Nous sommes d’avis qu’il n’est pas justifié pour un salarié de percevoir une indemnisation pour le télétravail temporaire ordonné sur la base des recommandations officielles visant à lutter contre le COVID-19. Cependant, si l’employeur n’est plus en mesure de mettre un poste de travail à disposition de l’employé, une demande de remboursement des frais de télétravail pourrait être envisagée. Cette solution prévaudra par exemple si, après la crise du COVID-19, le télétravail est maintenu parce que l’employeur a simultanément fait le choix de réduire la surface de ses bureaux.

Concernant les dépenses additionnelles nécessaires au télétravail (autrement dit les coûts directs), telles que la location d’une pièce supplémentaire ou d’un écran, l’employé peut éventuellement réclamer une indemnisation à l’employeur sur la base de l’art. 327 CO, à condition qu’il n’existe pas d’accord écrit ou d’usage contraire concernant les équipements et le matériel de travail. L’employeur peut toutefois donner des directives afin de contrôler les dépenses, par exemple en demandant à ce que l’employé acquière un modèle d’écran spécifique.

Que le télétravail soit mis en place de façon temporaire ou permanente, il est toujours conseillé de consigner par écrit les conventions y relatives, couvrant par exemple le remboursement des frais supplémentaires, la fourniture de matériel de travail ou encore la fixation et le respect des horaires de travail.

4. Obligation de porter un masque : l’employeur est-il tenu de rendre le port du masque obligatoire sur le lieu de travail ?
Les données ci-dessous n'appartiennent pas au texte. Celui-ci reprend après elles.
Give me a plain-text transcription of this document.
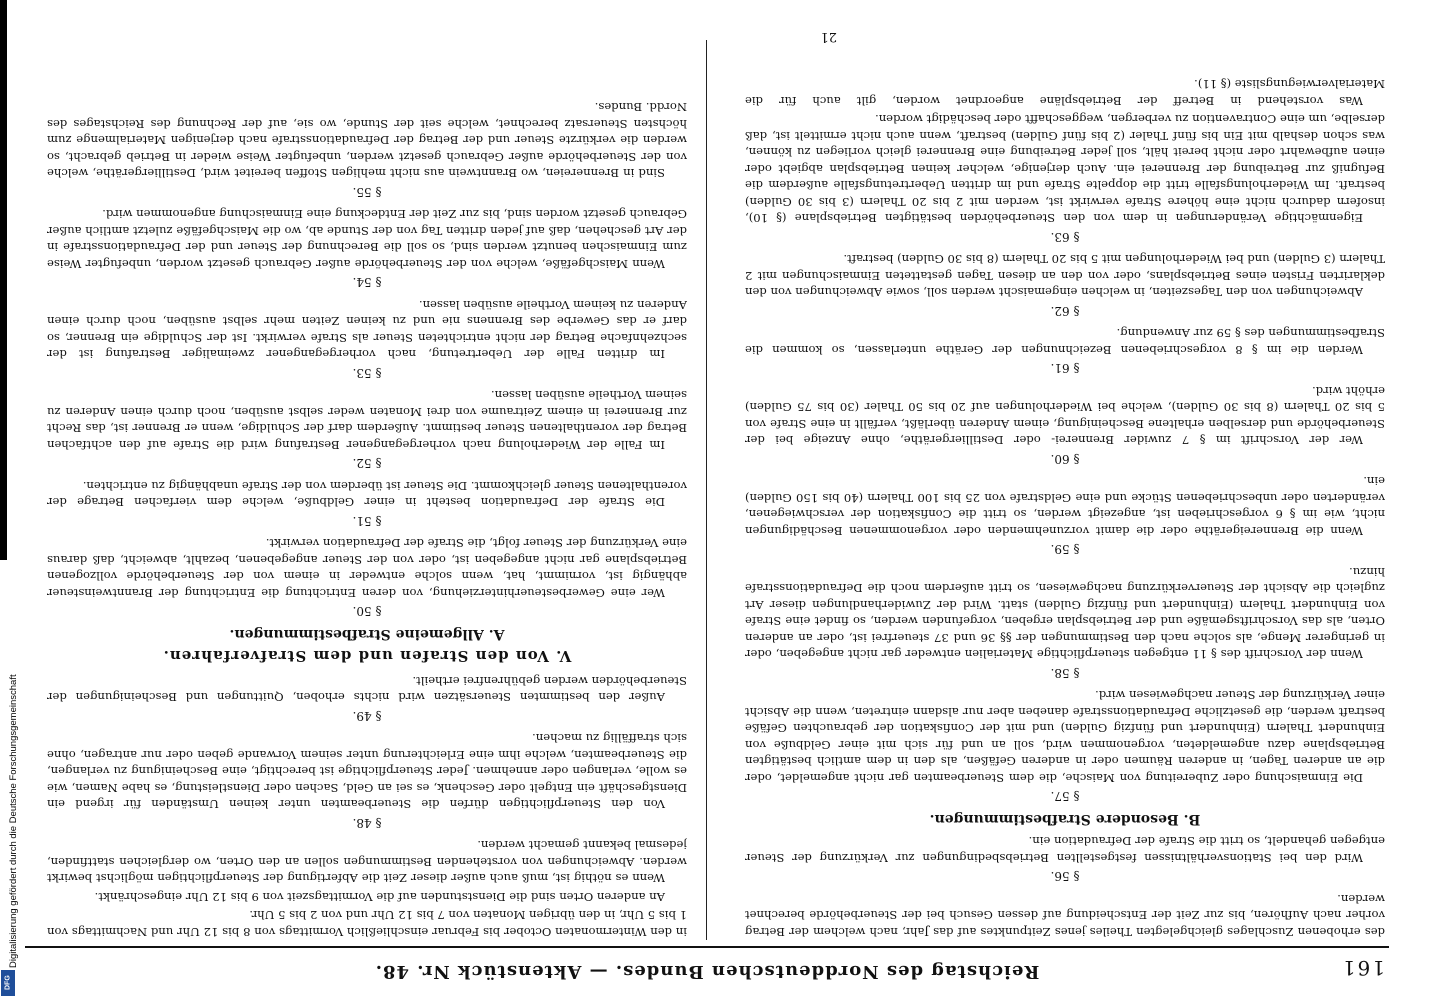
161
Reichstag des Norddeutschen Bundes. — Aktenstück Nr. 48.

des erhobenen Zuschlages gleichgelegten Theiles jenes Zeitpunktes auf das Jahr, nach welchem der Betrag vorher nach Aufhören, bis zur Zeit der Entscheidung auf dessen Gesuch bei der Steuerbehörde berechnet werden.

§ 56.

Wird den bei Stationsverhältnissen festgestellten Betriebsbedingungen zur Verkürzung der Steuer entgegen gehandelt, so tritt die Strafe der Defraudation ein.

B. Besondere Strafbestimmungen.

§ 57.

Die Einmaischung oder Zubereitung von Maische, die dem Steuerbeamten gar nicht angemeldet, oder die an anderen Tagen, in anderen Räumen oder in anderen Gefäßen, als den in dem amtlich bestätigten Betriebsplane dazu angemeldeten, vorgenommen wird, soll an und für sich mit einer Geldbuße von Einhundert Thalern (Einhundert und fünfzig Gulden) und mit der Confiskation der gebrauchten Gefäße bestraft werden, die gesetzliche Defraudationsstrafe daneben aber nur alsdann eintreten, wenn die Absicht einer Verkürzung der Steuer nachgewiesen wird.

§ 58.

Wenn der Vorschrift des § 11 entgegen steuerpflichtige Materialien entweder gar nicht angegeben, oder in geringerer Menge, als solche nach den Bestimmungen der §§ 36 und 37 steuerfrei ist, oder an anderen Orten, als das Vorschriftsgemäße und der Betriebsplan ergeben, vorgefunden werden, so findet eine Strafe von Einhundert Thalern (Einhundert und fünfzig Gulden) statt. Wird der Zuwiderhandlungen dieser Art zugleich die Absicht der Steuerverkürzung nachgewiesen, so tritt außerdem noch die Defraudationsstrafe hinzu.

§ 59.

Wenn die Brennereigeräthe oder die damit vorzunehmenden oder vorgenommenen Beschädigungen nicht, wie im § 6 vorgeschrieben ist, angezeigt werden, so tritt die Confiskation der verschwiegenen, veränderten oder unbeschriebenen Stücke und eine Geldstrafe von 25 bis 100 Thalern (40 bis 150 Gulden) ein.

§ 60.

Wer der Vorschrift im § 7 zuwider Brennerei- oder Destilliergeräthe, ohne Anzeige bei der Steuerbehörde und derselben erhaltene Bescheinigung, einem Anderen überläßt, verfällt in eine Strafe von 5 bis 20 Thalern (8 bis 30 Gulden), welche bei Wiederholungen auf 20 bis 50 Thaler (30 bis 75 Gulden) erhöht wird.

§ 61.

Werden die im § 8 vorgeschriebenen Bezeichnungen der Geräthe unterlassen, so kommen die Strafbestimmungen des § 59 zur Anwendung.

§ 62.

Abweichungen von den Tageszeiten, in welchen eingemaischt werden soll, sowie Abweichungen von den deklarirten Fristen eines Betriebsplans, oder von den an diesen Tagen gestatteten Einmaischungen mit 2 Thalern (3 Gulden) und bei Wiederholungen mit 5 bis 20 Thalern (8 bis 30 Gulden) bestraft.

§ 63.

Eigenmächtige Veränderungen in dem von den Steuerbehörden bestätigten Betriebsplane (§ 10), insofern dadurch nicht eine höhere Strafe verwirkt ist, werden mit 2 bis 20 Thalern (3 bis 30 Gulden) bestraft. Im Wiederholungsfalle tritt die doppelte Strafe und im dritten Uebertretungsfalle außerdem die Befugniß zur Betreibung der Brennerei ein. Auch derjenige, welcher keinen Betriebsplan abgiebt oder einen aufbewahrt oder nicht bereit hält, soll jeder Betreibung eine Brennerei gleich vorliegen zu können, was schon deshalb mit Ein bis fünf Thaler (2 bis fünf Gulden) bestraft, wenn auch nicht ermittelt ist, daß derselbe, um eine Contravention zu verbergen, weggeschafft oder beschädigt worden.

Was vorstehend in Betreff der Betriebspläne angeordnet worden, gilt auch für die Materialverwiegungsliste (§ 11).

in den Wintermonaten October bis Februar einschließlich Vormittags von 8 bis 12 Uhr und Nachmittags von 1 bis 5 Uhr, in den übrigen Monaten von 7 bis 12 Uhr und von 2 bis 5 Uhr.

An anderen Orten sind die Dienststunden auf die Vormittagszeit von 9 bis 12 Uhr eingeschränkt.

Wenn es nöthig ist, muß auch außer dieser Zeit die Abfertigung der Steuerpflichtigen möglichst bewirkt werden. Abweichungen von vorstehenden Bestimmungen sollen an den Orten, wo dergleichen stattfinden, jedesmal bekannt gemacht werden.

§ 48.

Von den Steuerpflichtigen dürfen die Steuerbeamten unter keinen Umständen für irgend ein Dienstgeschäft ein Entgelt oder Geschenk, es sei an Geld, Sachen oder Dienstleistung, es habe Namen, wie es wolle, verlangen oder annehmen. Jeder Steuerpflichtige ist berechtigt, eine Bescheinigung zu verlangen, die Steuerbeamten, welche ihm eine Erleichterung unter seinem Vorwande geben oder nur antragen, ohne sich straffällig zu machen.

§ 49.

Außer den bestimmten Steuersätzen wird nichts erhoben, Quittungen und Bescheinigungen der Steuerbehörden werden gebührenfrei ertheilt.

V. Von den Strafen und dem Strafverfahren.

A. Allgemeine Strafbestimmungen.

§ 50.

Wer eine Gewerbesteuerhinterziehung, von deren Entrichtung die Entrichtung der Branntweinsteuer abhängig ist, vornimmt, hat, wenn solche entweder in einem von der Steuerbehörde vollzogenen Betriebsplane gar nicht angegeben ist, oder von der Steuer angegebenen, bezahlt, abweicht, daß daraus eine Verkürzung der Steuer folgt, die Strafe der Defraudation verwirkt.

§ 51.

Die Strafe der Defraudation besteht in einer Geldbuße, welche dem vierfachen Betrage der vorenthaltenen Steuer gleichkommt. Die Steuer ist überdem von der Strafe unabhängig zu entrichten.

§ 52.

Im Falle der Wiederholung nach vorhergegangener Bestrafung wird die Strafe auf den achtfachen Betrag der vorenthaltenen Steuer bestimmt. Außerdem darf der Schuldige, wenn er Brenner ist, das Recht zur Brennerei in einem Zeitraume von drei Monaten weder selbst ausüben, noch durch einen Anderen zu seinem Vortheile ausüben lassen.

§ 53.

Im dritten Falle der Uebertretung, nach vorhergegangener zweimaliger Bestrafung ist der sechzehnfache Betrag der nicht entrichteten Steuer als Strafe verwirkt. Ist der Schuldige ein Brenner, so darf er das Gewerbe des Brennens nie und zu keinen Zeiten mehr selbst ausüben, noch durch einen Anderen zu keinem Vortheile ausüben lassen.

§ 54.

Wenn Maischgefäße, welche von der Steuerbehörde außer Gebrauch gesetzt worden, unbefugter Weise zum Einmaischen benutzt werden sind, so soll die Berechnung der Steuer und der Defraudationsstrafe in der Art geschehen, daß auf jeden dritten Tag von der Stunde ab, wo die Maischgefäße zuletzt amtlich außer Gebrauch gesetzt worden sind, bis zur Zeit der Entdeckung eine Einmaischung angenommen wird.

§ 55.

Sind in Brennereien, wo Branntwein aus nicht mehligen Stoffen bereitet wird, Destilliergeräthe, welche von der Steuerbehörde außer Gebrauch gesetzt werden, unbefugter Weise wieder in Betrieb gebracht, so werden die verkürzte Steuer und der Betrag der Defraudationsstrafe nach derjenigen Materialmenge zum höchsten Steuersatz berechnet, welche seit der Stunde, wo sie, auf der Rechnung des Reichstages des Nordd. Bundes.

21
Digitalisierung gefördert durch die Deutsche Forschungsgemeinschaft
DFG
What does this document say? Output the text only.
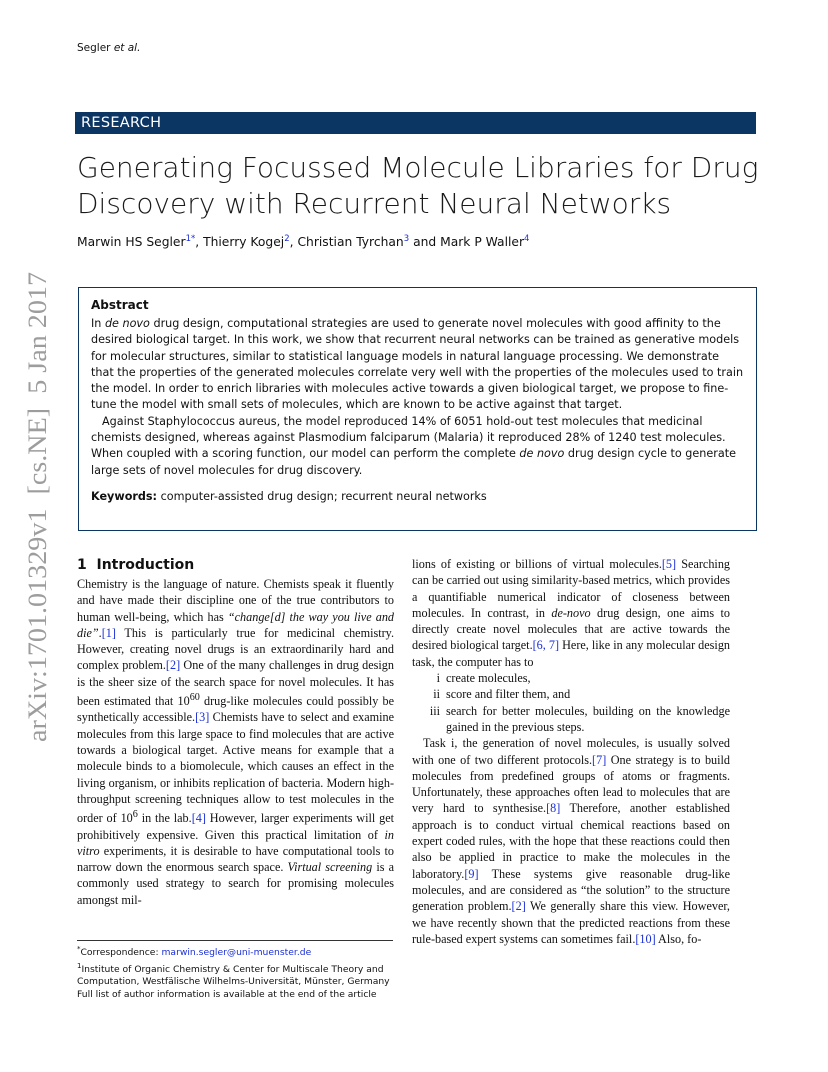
Segler et al.
arXiv:1701.01329v1  [cs.NE]  5 Jan 2017
RESEARCH
Generating Focussed Molecule Libraries for Drug
Discovery with Recurrent Neural Networks
Marwin HS Segler$^{1*}$, Thierry Kogej$^2$, Christian Tyrchan$^3$ and Mark P Waller$^4$
Abstract

In de novo drug design, computational strategies are used to generate novel molecules with good affinity to the desired biological target. In this work, we show that recurrent neural networks can be trained as generative models for molecular structures, similar to statistical language models in natural language processing. We demonstrate that the properties of the generated molecules correlate very well with the properties of the molecules used to train the model. In order to enrich libraries with molecules active towards a given biological target, we propose to fine-tune the model with small sets of molecules, which are known to be active against that target.

Against Staphylococcus aureus, the model reproduced 14% of 6051 hold-out test molecules that medicinal chemists designed, whereas against Plasmodium falciparum (Malaria) it reproduced 28% of 1240 test molecules. When coupled with a scoring function, our model can perform the complete de novo drug design cycle to generate large sets of novel molecules for drug discovery.

Keywords: computer-assisted drug design; recurrent neural networks

1 Introduction

Chemistry is the language of nature. Chemists speak it fluently and have made their discipline one of the true contributors to human well-being, which has “change[d] the way you live and die”.[1] This is particularly true for medicinal chemistry. However, creating novel drugs is an extraordinarily hard and complex problem.[2] One of the many challenges in drug design is the sheer size of the search space for novel molecules. It has been estimated that $10^{60}$ drug-like molecules could possibly be synthetically accessible.[3] Chemists have to select and examine molecules from this large space to find molecules that are active towards a biological target. Active means for example that a molecule binds to a biomolecule, which causes an effect in the living organism, or inhibits replication of bacteria. Modern high-throughput screening techniques allow to test molecules in the order of $10^6$ in the lab.[4] However, larger experiments will get prohibitively expensive. Given this practical limitation of in vitro experiments, it is desirable to have computational tools to narrow down the enormous search space. Virtual screening is a commonly used strategy to search for promising molecules amongst mil-

lions of existing or billions of virtual molecules.[5] Searching can be carried out using similarity-based metrics, which provides a quantifiable numerical indicator of closeness between molecules. In contrast, in de-novo drug design, one aims to directly create novel molecules that are active towards the desired biological target.[6, 7] Here, like in any molecular design task, the computer has to

i create molecules,
ii score and filter them, and
iii search for better molecules, building on the knowledge gained in the previous steps.

Task i, the generation of novel molecules, is usually solved with one of two different protocols.[7] One strategy is to build molecules from predefined groups of atoms or fragments. Unfortunately, these approaches often lead to molecules that are very hard to synthesise.[8] Therefore, another established approach is to conduct virtual chemical reactions based on expert coded rules, with the hope that these reactions could then also be applied in practice to make the molecules in the laboratory.[9] These systems give reasonable drug-like molecules, and are considered as “the solution” to the structure generation problem.[2] We generally share this view. However, we have recently shown that the predicted reactions from these rule-based expert systems can sometimes fail.[10] Also, fo-

*Correspondence: marwin.segler@uni-muenster.de
$^1$Institute of Organic Chemistry & Center for Multiscale Theory and Computation, Westfälische Wilhelms-Universität, Münster, Germany
Full list of author information is available at the end of the article
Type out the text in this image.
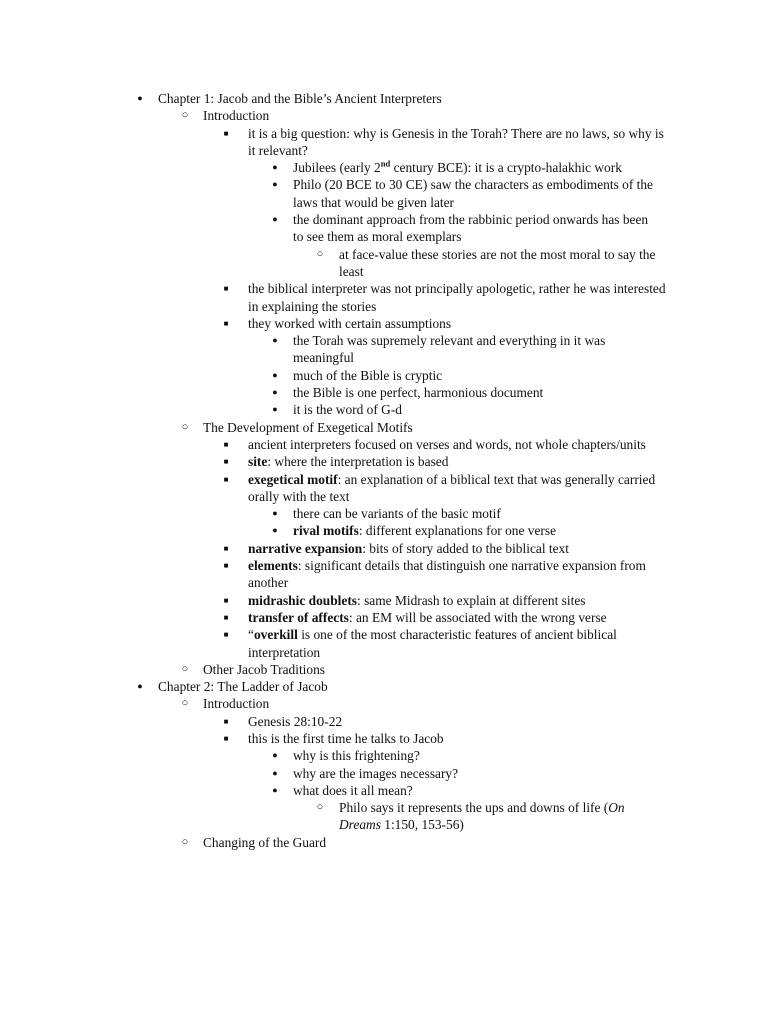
●	Chapter 1: Jacob and the Bible’s Ancient Interpreters
○ Introduction
■	it is a big question: why is Genesis in the Torah? There are no laws, so why is it relevant?
●	Jubilees (early 2nd century BCE): it is a crypto-halakhic work
●	Philo (20 BCE to 30 CE) saw the characters as embodiments of the laws that would be given later
●	the dominant approach from the rabbinic period onwards has been to see them as moral exemplars
○ at face-value these stories are not the most moral to say the least
■	the biblical interpreter was not principally apologetic, rather he was interested in explaining the stories
■	they worked with certain assumptions
●	the Torah was supremely relevant and everything in it was meaningful
●	much of the Bible is cryptic
●	the Bible is one perfect, harmonious document
●	it is the word of G-d
○ The Development of Exegetical Motifs
■	ancient interpreters focused on verses and words, not whole chapters/units
■	site: where the interpretation is based
■	exegetical motif: an explanation of a biblical text that was generally carried orally with the text
●	there can be variants of the basic motif
●	rival motifs: different explanations for one verse
■	narrative expansion: bits of story added to the biblical text
■	elements: significant details that distinguish one narrative expansion from another
■	midrashic doublets: same Midrash to explain at different sites
■	transfer of affects: an EM will be associated with the wrong verse
■	“overkill is one of the most characteristic features of ancient biblical interpretation
○ Other Jacob Traditions
●	Chapter 2: The Ladder of Jacob
○ Introduction
■	Genesis 28:10-22
■	this is the first time he talks to Jacob
●	why is this frightening?
●	why are the images necessary?
●	what does it all mean?
○ Philo says it represents the ups and downs of life (On Dreams 1:150, 153-56)
○ Changing of the Guard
Depuis l’entrée en vigueur en date du 29 octobre 2020 des nouvelles dispositions destinées à lutter contre le coronavirus, le Conseil fédéral a décrété que le port du masque est obligatoire à l’intérieur des espaces clos afin de garantir la protection des travailleurs (art. 10 al. 1bis Ordonnance COVID-19 situation particulière).

Un masque doit donc être porté dans tous les espaces clos pendant les heures de travail. Cette obligation s’applique partout, à l’exception des espaces de travail où la distance entre les postes de travail peut être respectée, notamment dans des espaces cloisonnés ou dans des grandes pièces, comme par exemple un atelier.

5. Personnes vulnérables et télétravail : quelles sont les obligations de l’employeur ?

Le 22 juin 2020, l’Ordonnance 3 COVID-19 et l’Ordonnance COVID-19 situation particulière ont abrogé la réglementation qui concernait les groupes de personnes à risque. Depuis lors, il n’existe plus d’obligation expresse faite aux employeurs de protéger les personnes vulnérables. Toutefois, l’employeur est toujours tenu de respecter son devoir général de protection.

La disposition générale correspondante se trouve à l’art. 10 de l’Ordonnance COVID-19 situation particulière. D’après cette disposition, l’employeur doit veiller à ce que les employés soient en mesure de respecter les recommandations de l’OFSP en matière d’hygiène et de distance. Il doit en outre prévoir et mettre en œuvre les mesures appropriées à cette fin (cf. art. 10 al. 1 de l’Ordonnance COVID-19 situation particulière). En sus de l’obligation de porter des masques dans les espaces clos (voir question 4), l’employeur doit prendre d’autres mesures conformément au principe STOP, telles que la division des équipes de travail, la séparation physique ou l’obligation de porter des masques dans les zones extérieures (voir art. 10 al. 2 de l’Ordonnance COVID-19 situation particulière). Le respect de ces règles peut être vérifié en tout temps par des contrôles effectués sans préavis par les autorités cantonales compétentes en matière d’exécution (inspection du travail) (cf. art. 11 de l’Ordonnance COVID-19 situation particulière).

Depuis le 19 octobre 2020, en raison de l’adoption de mesures plus strictes par le Conseil fédéral, le télétravail est à nouveau expressément recommandé. L’employeur n’est néanmoins pas contraint de l’ordonner (art. 10 al. 3 de l’Ordonnance COVID-19 situation particulière). Cette disposition doit être comprise comme une incitation envers l’employeur d’autoriser les employés de travailler à domicile dans la mesure du possible.